There are some other significant problems with shooting bullets at high velocity in cases that are smaller and that is pressure- lots of it. The cartridge is rated at 65,000 psi which is right where the SAAMI limit is and where Weatherby loads most of their cartridges at too. I've had several types of factory ammo exhibit stiff bolt lift, cratered primer pockets and wonder of wonders a stuck case. I managed to remove the case without too much hassle but the fact I had been bear hunting with the rounds earlier in the week didn't leave me much confidence in the rifle or the cartridge for a while.

As a consequence I believe most manufacturers are going to start downgrading the velocities a bit and back off on the pressure. While the rounds I'm shooting now are slightly cooler than those first ones, the accuracy is certainly first rate and my confidence in the rifle's functioning is growing back ever so slowly. There are no flies on the reputation of a 180gr Partition at 2900fps for killing almost anything, but its not what was promised in the beginning.

So there you have it- a beautiful, accurate rifle tailor made for Alaskan hunting that sells for what a good used car used too. One that fires a ponderous cartridge that's under performing and effective at the same time. But boy does it shoot and it packs in the mountains like a dream come true. I guess I'll use it a while longer.














3 comments:

mdmnm said...

Nice report and evaluation, Hodgeman. I don't have any experience with the ceramic coatings, so I appreciate learning about the "chip factor".

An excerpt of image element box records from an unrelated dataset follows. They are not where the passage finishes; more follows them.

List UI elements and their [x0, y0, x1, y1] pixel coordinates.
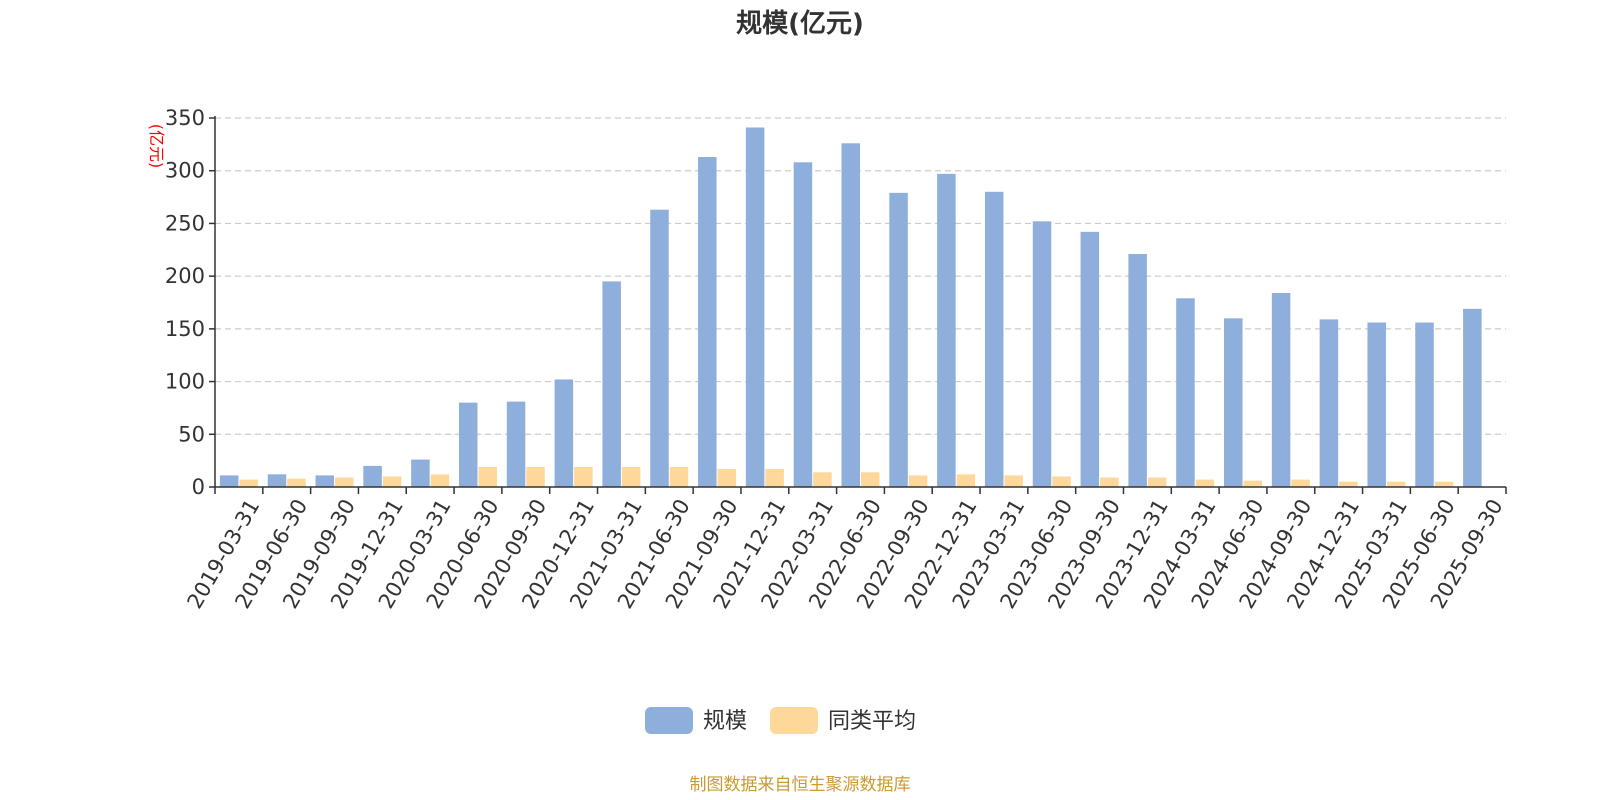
bar-scale[interactable] [1032, 221, 1052, 487]
bar-peer-average[interactable] [1386, 481, 1406, 487]
y-tick-label: 50 [178, 422, 205, 446]
bar-peer-average[interactable] [478, 466, 497, 487]
bar-peer-average[interactable] [382, 476, 402, 487]
bar-peer-average[interactable] [717, 469, 737, 487]
bar-peer-average[interactable] [1339, 481, 1358, 487]
legend-label: 同类平均 [828, 709, 916, 734]
bar-peer-average[interactable] [765, 469, 784, 487]
bar-peer-average[interactable] [1147, 477, 1167, 487]
bar-peer-average[interactable] [1052, 476, 1071, 487]
y-tick-label: 100 [165, 370, 205, 394]
bar-peer-average[interactable] [239, 479, 258, 487]
x-tick-labels: 2019-03-312019-06-302019-09-302019-12-31… [183, 495, 1508, 613]
bar-peer-average[interactable] [526, 466, 545, 487]
bar-scale[interactable] [458, 402, 478, 487]
y-tick-label: 0 [192, 475, 205, 499]
y-tick-label: 350 [165, 106, 205, 130]
bar-scale[interactable] [1128, 254, 1147, 487]
bar-peer-average[interactable] [287, 478, 306, 487]
y-tick-label: 200 [165, 264, 205, 288]
bar-scale[interactable] [1463, 308, 1482, 487]
bar-scale[interactable] [267, 474, 287, 487]
bar-scale[interactable] [1080, 231, 1100, 487]
bar-scale[interactable] [937, 173, 956, 487]
legend-item-peer-average[interactable]: 同类平均 [770, 707, 916, 734]
y-axis-label: (亿元) [147, 124, 166, 169]
bar-scale[interactable] [554, 379, 574, 487]
bar-scale[interactable] [1271, 293, 1291, 487]
bar-peer-average[interactable] [1195, 479, 1215, 487]
bar-peer-average[interactable] [430, 474, 450, 487]
bar-peer-average[interactable] [908, 475, 928, 487]
bar-scale[interactable] [363, 465, 382, 487]
bar-scale[interactable] [889, 192, 908, 487]
bar-peer-average[interactable] [621, 466, 641, 487]
bar-peer-average[interactable] [1243, 480, 1263, 487]
y-tick-label: 300 [165, 159, 205, 183]
bar-peer-average[interactable] [574, 466, 593, 487]
y-tick-labels: 0 50 100 150 200 250 300 350 [165, 106, 205, 499]
bar-scale[interactable] [315, 475, 335, 487]
bar-peer-average[interactable] [669, 466, 689, 487]
source-note: 制图数据来自恒生聚源数据库 [690, 775, 911, 795]
gridlines [215, 117, 1506, 435]
bar-scale[interactable] [745, 127, 765, 487]
bar-scale[interactable] [841, 143, 861, 487]
bar-scale[interactable] [698, 157, 717, 487]
y-tick-label: 250 [165, 211, 205, 235]
bar-peer-average[interactable] [1291, 479, 1310, 487]
bar-peer-average[interactable] [335, 477, 354, 487]
legend-swatch [770, 707, 818, 734]
bar-scale[interactable] [219, 475, 239, 487]
legend[interactable]: 规模 同类平均 [645, 707, 916, 734]
bar-peer-average[interactable] [1434, 481, 1454, 487]
bar-scale[interactable] [650, 209, 669, 488]
bar-peer-average[interactable] [861, 472, 880, 487]
chart-title: 规模(亿元) [736, 9, 864, 39]
bar-scale[interactable] [1415, 322, 1434, 487]
y-tick-label: 150 [165, 317, 205, 341]
bar-scale[interactable] [1319, 319, 1339, 487]
bar-peer-average[interactable] [956, 474, 976, 487]
bar-peer-average[interactable] [1004, 475, 1023, 487]
bar-scale[interactable] [1224, 318, 1243, 487]
bar-scale[interactable] [793, 162, 813, 487]
bar-scale[interactable] [602, 281, 621, 487]
bar-peer-average[interactable] [1100, 477, 1119, 487]
bar-scale[interactable] [1176, 298, 1195, 487]
bar-scale[interactable] [1367, 322, 1386, 487]
legend-item-scale[interactable]: 规模 [645, 707, 747, 734]
bars [219, 127, 1482, 488]
axes [209, 116, 1507, 494]
bar-peer-average[interactable] [813, 472, 832, 487]
bar-scale[interactable] [506, 401, 526, 487]
bar-scale[interactable] [984, 191, 1004, 488]
legend-label: 规模 [703, 709, 747, 734]
bar-scale[interactable] [411, 459, 430, 487]
legend-swatch [645, 707, 693, 734]
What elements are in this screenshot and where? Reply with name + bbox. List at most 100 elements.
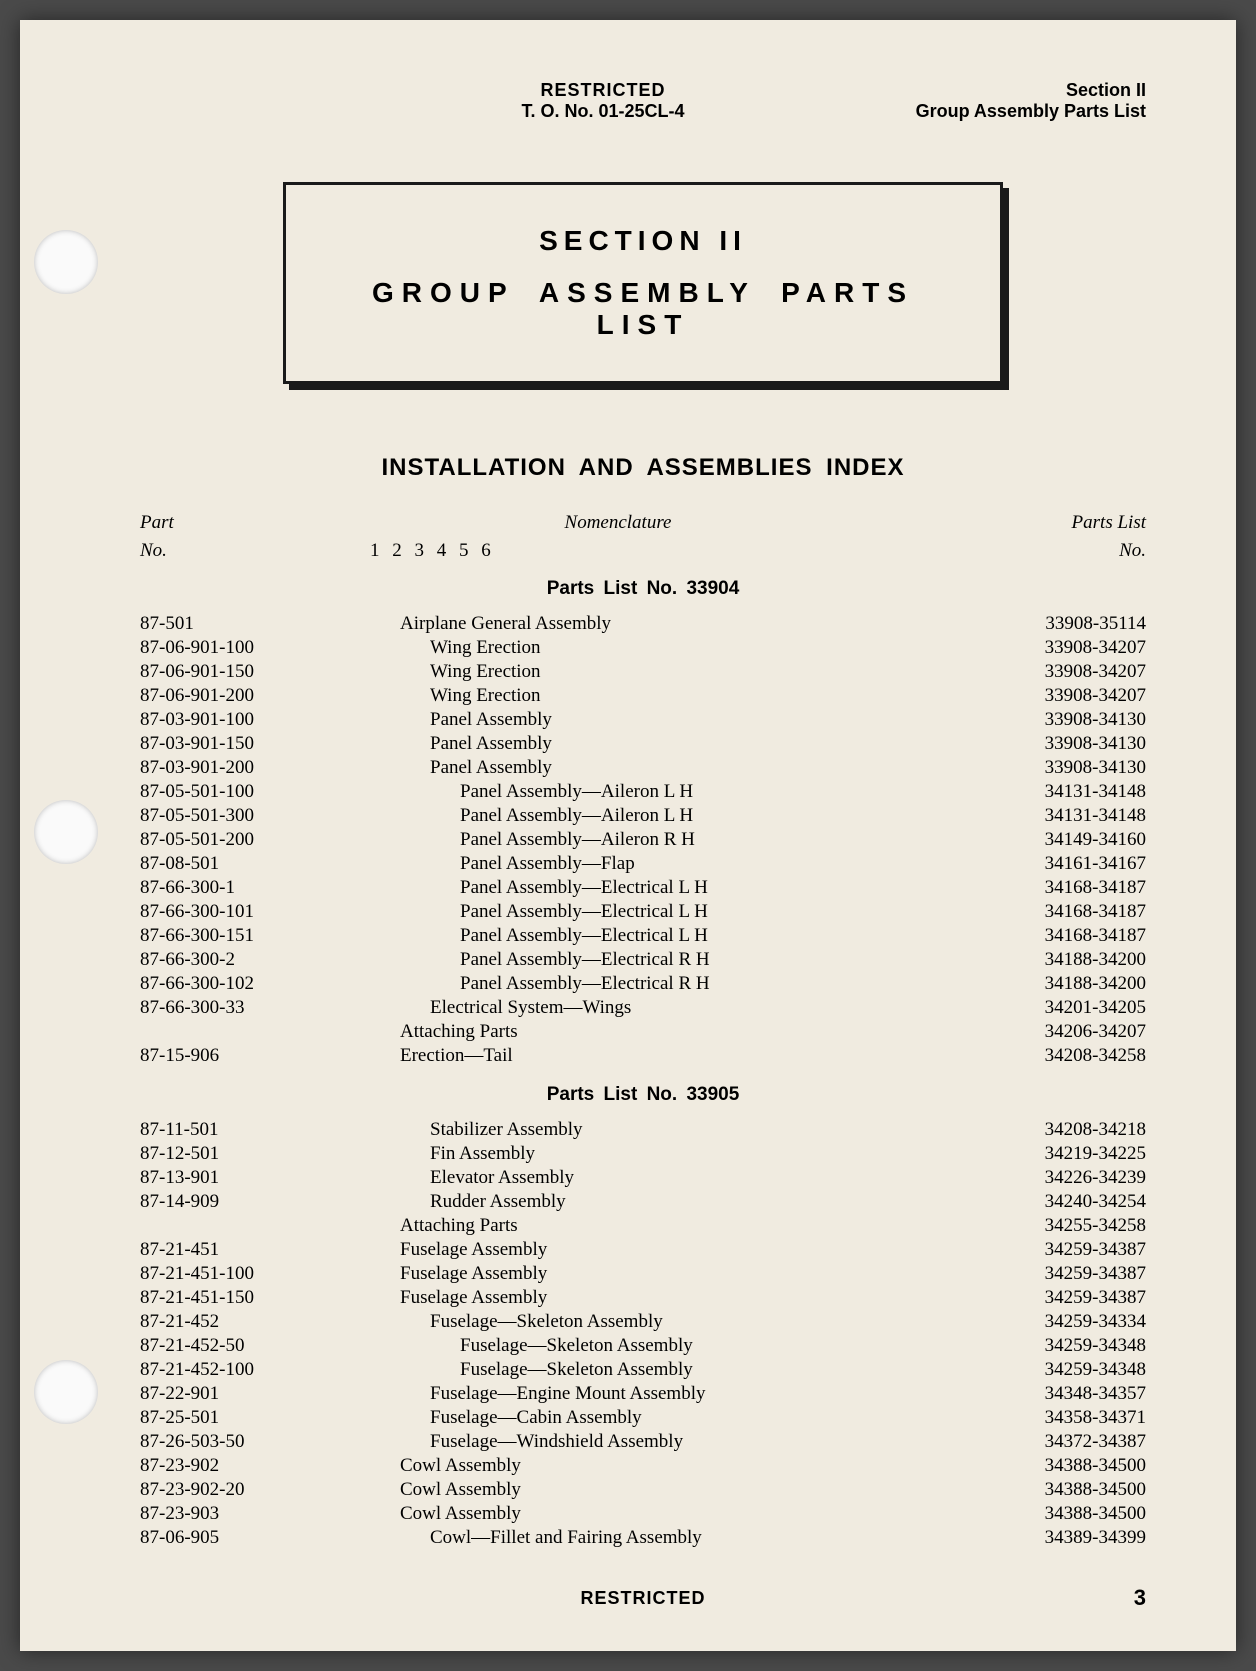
table-row: 87-13-901Elevator Assembly34226-34239 [140,1166,1146,1190]
table-row: 87-21-451-150Fuselage Assembly34259-3438… [140,1286,1146,1310]
table-row: 87-66-300-102Panel Assembly—Electrical R… [140,972,1146,996]
document-page: RESTRICTED T. O. No. 01-25CL-4 Section I… [20,20,1236,1651]
nomenclature: Cowl Assembly [370,1502,976,1526]
table-row: 87-66-300-101Panel Assembly—Electrical L… [140,900,1146,924]
parts-list-no: 33908-35114 [976,612,1146,636]
nomenclature: Wing Erection [370,684,976,708]
table-row: 87-11-501Stabilizer Assembly34208-34218 [140,1118,1146,1142]
table-row: 87-501Airplane General Assembly33908-351… [140,612,1146,636]
table-row: 87-66-300-151Panel Assembly—Electrical L… [140,924,1146,948]
part-no: 87-15-906 [140,1044,370,1068]
parts-list-no: 34219-34225 [976,1142,1146,1166]
page-footer: RESTRICTED 3 [140,1585,1146,1611]
page-header: RESTRICTED T. O. No. 01-25CL-4 Section I… [140,80,1146,122]
nomenclature: Wing Erection [370,660,976,684]
table-row: 87-66-300-1Panel Assembly—Electrical L H… [140,876,1146,900]
table-row: 87-23-902-20Cowl Assembly34388-34500 [140,1478,1146,1502]
table-row: 87-26-503-50Fuselage—Windshield Assembly… [140,1430,1146,1454]
nomenclature: Panel Assembly—Flap [370,852,976,876]
nomenclature: Panel Assembly—Electrical L H [370,924,976,948]
title-line2: GROUP ASSEMBLY PARTS LIST [316,277,970,341]
to-number: T. O. No. 01-25CL-4 [340,101,866,122]
parts-list-no: 34389-34399 [976,1526,1146,1550]
part-no: 87-05-501-200 [140,828,370,852]
nomenclature: Panel Assembly—Electrical L H [370,900,976,924]
table-row: 87-66-300-33Electrical System—Wings34201… [140,996,1146,1020]
nomenclature: Fuselage Assembly [370,1286,976,1310]
nomenclature: Attaching Parts [370,1214,976,1238]
page-number: 3 [1106,1585,1146,1611]
column-subheaders: No. 1 2 3 4 5 6 No. [140,540,1146,562]
parts-list-no: 34201-34205 [976,996,1146,1020]
nomenclature: Panel Assembly—Aileron R H [370,828,976,852]
nomenclature: Attaching Parts [370,1020,976,1044]
part-no: 87-06-901-100 [140,636,370,660]
part-no: 87-12-501 [140,1142,370,1166]
nomenclature: Panel Assembly—Electrical L H [370,876,976,900]
nomenclature: Fuselage—Engine Mount Assembly [370,1382,976,1406]
nomenclature: Panel Assembly—Aileron L H [370,780,976,804]
parts-list-no: 34208-34218 [976,1118,1146,1142]
nomenclature: Cowl—Fillet and Fairing Assembly [370,1526,976,1550]
table-row: 87-03-901-100Panel Assembly33908-34130 [140,708,1146,732]
part-no: 87-06-905 [140,1526,370,1550]
table-row: 87-08-501Panel Assembly—Flap34161-34167 [140,852,1146,876]
column-headers: Part Nomenclature Parts List [140,512,1146,534]
nomenclature: Fuselage—Skeleton Assembly [370,1310,976,1334]
part-no: 87-08-501 [140,852,370,876]
part-no: 87-11-501 [140,1118,370,1142]
part-no: 87-22-901 [140,1382,370,1406]
part-no: 87-66-300-151 [140,924,370,948]
table-row: 87-23-902Cowl Assembly34388-34500 [140,1454,1146,1478]
parts-list-no: 34131-34148 [976,780,1146,804]
table-row: 87-03-901-200Panel Assembly33908-34130 [140,756,1146,780]
parts-list-no: 34259-34387 [976,1286,1146,1310]
nomenclature: Wing Erection [370,636,976,660]
binder-hole [34,1360,98,1424]
parts-list-no: 34188-34200 [976,948,1146,972]
col-header-nomenclature: Nomenclature [370,512,986,534]
index-title: INSTALLATION AND ASSEMBLIES INDEX [140,454,1146,482]
part-no: 87-23-902-20 [140,1478,370,1502]
table-row: 87-06-901-200Wing Erection33908-34207 [140,684,1146,708]
header-right: Section II Group Assembly Parts List [866,80,1146,122]
nomenclature: Electrical System—Wings [370,996,976,1020]
nomenclature: Stabilizer Assembly [370,1118,976,1142]
part-no: 87-21-451-100 [140,1262,370,1286]
table-row: 87-05-501-100Panel Assembly—Aileron L H3… [140,780,1146,804]
parts-list-no: 34168-34187 [976,924,1146,948]
part-no: 87-05-501-100 [140,780,370,804]
index-table: 87-11-501Stabilizer Assembly34208-342188… [140,1118,1146,1550]
part-no: 87-21-451 [140,1238,370,1262]
nomenclature: Fuselage Assembly [370,1262,976,1286]
group-title: Parts List No. 33905 [140,1084,1146,1106]
section-label: Section II [866,80,1146,101]
parts-list-no: 33908-34207 [976,636,1146,660]
table-row: Attaching Parts34255-34258 [140,1214,1146,1238]
table-row: 87-21-451-100Fuselage Assembly34259-3438… [140,1262,1146,1286]
table-row: 87-06-905Cowl—Fillet and Fairing Assembl… [140,1526,1146,1550]
section-title-box: SECTION II GROUP ASSEMBLY PARTS LIST [283,182,1003,384]
table-row: 87-15-906Erection—Tail34208-34258 [140,1044,1146,1068]
parts-list-no: 34388-34500 [976,1478,1146,1502]
part-no: 87-501 [140,612,370,636]
part-no [140,1214,370,1238]
part-no: 87-06-901-200 [140,684,370,708]
nomenclature: Airplane General Assembly [370,612,976,636]
part-no [140,1020,370,1044]
parts-list-no: 34208-34258 [976,1044,1146,1068]
parts-list-no: 34388-34500 [976,1502,1146,1526]
table-row: 87-21-451Fuselage Assembly34259-34387 [140,1238,1146,1262]
group-title: Parts List No. 33904 [140,578,1146,600]
footer-restricted: RESTRICTED [180,1588,1106,1609]
parts-list-no: 33908-34207 [976,684,1146,708]
indent-guide: 1 2 3 4 5 6 [370,540,986,562]
table-row: 87-12-501Fin Assembly34219-34225 [140,1142,1146,1166]
nomenclature: Elevator Assembly [370,1166,976,1190]
nomenclature: Panel Assembly [370,756,976,780]
nomenclature: Cowl Assembly [370,1478,976,1502]
parts-list-no: 34226-34239 [976,1166,1146,1190]
table-row: 87-06-901-150Wing Erection33908-34207 [140,660,1146,684]
parts-list-no: 34259-34387 [976,1262,1146,1286]
parts-list-no: 34259-34387 [976,1238,1146,1262]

The Suburban Bushwacker said...

Hey Hodgeman

Great to see you posting again. I was very taken with the sales copy for the '48 so it was great to read a real-world evaluation. I was taken with the idea of the .270WSM what made you choose the .300?

SBW

hodgeman said...

SBW- Bascially the 48 I bought was off the rack in Fairbanks, I had a choice between a .300 and a .325.

In truth I think I would have preferred the .325 WSM although its not nearly as common as the .300.

I think the .270WSM is a very nice round and makes a fine plains game/ deer rifle. Not so sure I'd pick one for moose or bears but plenty of folks do and use it successfully so what could I say?